Man pleads guilty in brokerage account hacking scheme
Monday, June 8, 2009
Alexey Mineev, 23, has pleaded guilty to charges of money laundering in connection with a scheme to steal funds from hacked brokerage accounts.
Prosecutors said Mineev would receive fund transfers from hacked accounts in bank "drop accounts" he had set up. He would then wire the funds to co-conspirators in Russia using remittance services.
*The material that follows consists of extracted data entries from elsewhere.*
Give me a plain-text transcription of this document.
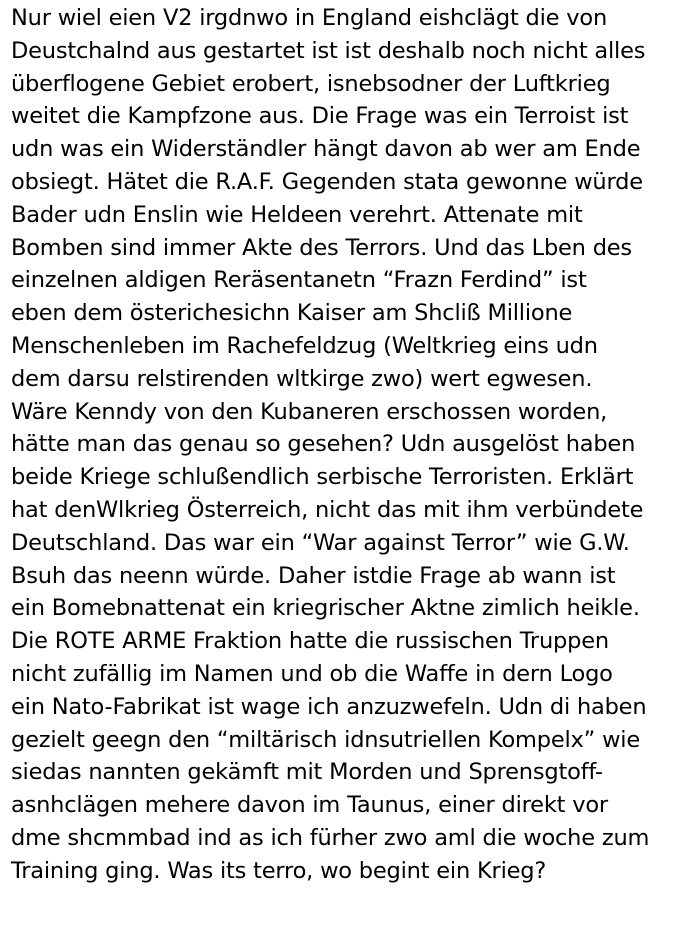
Nur wiel eien V2 irgdnwo in England eishclägt die von
Deustchalnd aus gestartet ist ist deshalb noch nicht alles
überflogene Gebiet erobert, isnebsodner der Luftkrieg
weitet die Kampfzone aus. Die Frage was ein Terroist ist
udn was ein Widerständler hängt davon ab wer am Ende
obsiegt. Hätet die R.A.F. Gegenden stata gewonne würde
Bader udn Enslin wie Heldeen verehrt. Attenate mit
Bomben sind immer Akte des Terrors. Und das Lben des
einzelnen aldigen Reräsentanetn “Frazn Ferdind” ist
eben dem österichesichn Kaiser am Shcliß Millione
Menschenleben im Rachefeldzug (Weltkrieg eins udn
dem darsu relstirenden wltkirge zwo) wert egwesen.
Wäre Kenndy von den Kubaneren erschossen worden,
hätte man das genau so gesehen? Udn ausgelöst haben
beide Kriege schlußendlich serbische Terroristen. Erklärt
hat denWlkrieg Österreich, nicht das mit ihm verbündete
Deutschland. Das war ein “War against Terror” wie G.W.
Bsuh das neenn würde. Daher istdie Frage ab wann ist
ein Bomebnattenat ein kriegrischer Aktne zimlich heikle.
Die ROTE ARME Fraktion hatte die russischen Truppen
nicht zufällig im Namen und ob die Waffe in dern Logo
ein Nato-Fabrikat ist wage ich anzuzwefeln. Udn di haben
gezielt geegn den “miltärisch idnsutriellen Kompelx” wie
siedas nannten gekämft mit Morden und Sprensgtoff-
asnhclägen mehere davon im Taunus, einer direkt vor
dme shcmmbad ind as ich fürher zwo aml die woche zum
Training ging. Was its terro, wo begint ein Krieg?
The scheme involved infecting brokers' PCs with Trojan horse software that would steal account numbers and passwords from the brokers when they logged in over the internet.
Alexander Bobnev, a co-conspirator in the identity theft fraud, allegedly used the stolen passwords to access accounts to sell securities and then transfer funds to drop accounts set up by Mineev. Mineev would then wire the stolen funds to Russia.
Bobnev is believed to be in Russia and out of reach of U.S. law enforcement, according to IDG News Service.
Investigators used an unnamed informant to catch Bobnev and another man charged in the scheme, Aleksey Volynskiy, in the act. The informant set up an account under investigators' control to which Bobnev wired funds stolen from two Charles Schwab brokerage accounts in July 2007.
Mineev agreed in his plea arrangement to return $112,000 he made as part of the fraud, IDG News reported.